Increased interest rates and possible climate protection requirements unsettle real estate buyers. According to a study, those who still strike do so further and further in the surrounding area. It also shows where it is most worthwhile.
Idyllic and cheap in the country or hip and expensive in the big city – young families in particular often have no choice when it comes to this question. Because living in some metropolises is hardly affordable anymore, they are drawn to the so-called commuter belt. But buying a property is also becoming more and more expensive in the areas around Berlin and Munich, as a current study shows. So expensive that commuters are willing to go further and further.
Wherever you can get to the city easily by public transport or the motorway, the surrounding area is booming, says real estate economist Pekka Sagner from the German Economic Institute. The IW, together with the Allensbach Institute, has compiled data and assessments of living in Germany on behalf of the Sparda banks. Another result: The sharp rise in interest rates and the uncertainty surrounding renovations to protect the climate are making many potential buyers undecided. Banks are observing a wait-and-see attitude and are calling on politicians to finally speak plainly.
country versus city
Overall, according to the study, consumers save more than a third of the purchase price when buying a house or condominium if they move to the country instead of the city. In the cities, the average price is 4180 euros, in the countryside 2806 euros per square meter. In the seven metropolises, i.e. the largest cities, you even pay an average of 6038 euros per square meter. Overall, square meter prices in cities, metropolises and in rural areas have risen by more than a fifth on average over the past two years. The gap between cheap and expensive regions continues to widen.
Metropolises are losing young families
All of the seven major cities are losing population aged 30 to 50, especially Frankfurt, Stuttgart, Munich and Cologne. The researchers conclude that young families are more likely to move to the surrounding areas and to the countryside, where property is cheaper. The Berlin area, such as the district of Dahme-Spreewald, which borders directly on the capital, is gaining most clearly in this age group. Young people under 30, on the other hand, continue to be drawn to large and university cities such as Munich and Berlin, but also to Regensburg, Leipzig and Erlangen.
As a result, prices in the surrounding areas of six of the seven metropolises have risen more sharply than in the city itself. This is most evident in Berlin and Hamburg. Only in Frankfurt am Main is the trend balanced.
Where moving to the commuter belt brings the most
According to the study, moving from the metropolis to the surrounding area is particularly worthwhile in Düsseldorf, Frankfurt and Hamburg, where buying real estate in the commuter belt is 40 to 45 percent cheaper than in the city. In the Berlin and Cologne area you save about a third. Around Stuttgart and Munich, on the other hand, houses and condominiums are now so expensive that you save less than a fifth.

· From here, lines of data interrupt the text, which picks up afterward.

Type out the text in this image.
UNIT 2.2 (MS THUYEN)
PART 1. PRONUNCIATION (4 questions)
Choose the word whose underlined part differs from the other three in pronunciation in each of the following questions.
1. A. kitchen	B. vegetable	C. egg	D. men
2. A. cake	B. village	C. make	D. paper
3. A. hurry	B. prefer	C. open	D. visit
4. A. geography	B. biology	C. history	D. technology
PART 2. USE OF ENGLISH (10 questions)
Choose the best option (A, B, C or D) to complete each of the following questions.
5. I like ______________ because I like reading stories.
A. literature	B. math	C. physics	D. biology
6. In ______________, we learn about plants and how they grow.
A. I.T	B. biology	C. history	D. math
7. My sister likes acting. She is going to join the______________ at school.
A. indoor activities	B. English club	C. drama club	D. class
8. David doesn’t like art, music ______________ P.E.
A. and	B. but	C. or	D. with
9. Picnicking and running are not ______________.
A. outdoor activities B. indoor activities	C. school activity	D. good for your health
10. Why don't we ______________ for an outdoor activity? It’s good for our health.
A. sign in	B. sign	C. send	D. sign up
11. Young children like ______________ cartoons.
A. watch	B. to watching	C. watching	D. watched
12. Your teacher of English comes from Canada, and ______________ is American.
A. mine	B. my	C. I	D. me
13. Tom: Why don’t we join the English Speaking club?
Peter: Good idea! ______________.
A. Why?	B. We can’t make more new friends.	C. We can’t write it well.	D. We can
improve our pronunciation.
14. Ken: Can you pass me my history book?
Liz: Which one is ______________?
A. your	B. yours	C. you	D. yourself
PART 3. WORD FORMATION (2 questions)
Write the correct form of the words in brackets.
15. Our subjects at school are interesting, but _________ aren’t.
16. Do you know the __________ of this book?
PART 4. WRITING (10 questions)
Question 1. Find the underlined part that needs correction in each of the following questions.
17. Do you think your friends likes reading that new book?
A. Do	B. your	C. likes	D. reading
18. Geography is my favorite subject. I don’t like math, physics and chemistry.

The price of a home – and its financing
On average, a buyer puts 388,000 euros on the table for a condominium or a house in Germany. That is 7.8 annual net income. Depending on the location, you get a very different amount of living space: from an apartment with 44 square meters in Munich to a house with 451 square meters in the Kyffhäuser district in Thuringia. In none of the seven metropolises can you get more than 90 square meters of living space, most in Cologne with around 81 square meters.
On average, the buyers take out a loan of 328,000 euros to finance the purchase. They add 60,000 euros in equity, which is a little over 15 percent.
Buy or rent?
Around 48 percent of Germans live in their own house or apartment. According to the study, this is very much related to monthly income and the size of the city in which you live. Nationwide, the home ownership rate has been stagnating for 12 years, making Germany last in the EU. For Sagner, “looking back on the historical interest rate phase, this is a missed opportunity” because many citizens dreamed of owning their own property.
In fact, according to the survey, only 12 percent of the more than 1,000 respondents have seriously considered buying a property in the past two to three years. 8 percent bought, for three quarters it didn’t matter.
Almost every second potential buyer is currently undecided and waiting. According to the scientists, this has a lot to do with the uncertain interest rate situation, but also with political decisions. Ancillary acquisition costs such as real estate transfer tax and costs for a notary and entry in the land register are becoming ever greater hurdles.
The chairman of the board of the Association of Sparda Banks, Florian Rentsch, observes increased uncertainty among people. “Especially the issue of energetic renovation and the obligation that I may enter into when buying an existing property play a role,” he says. Do I have to invest in a heat pump, renovate the roof or insulate for the foreseeable future? Politically, it is urgently necessary to state clearly what is in store for real estate owners.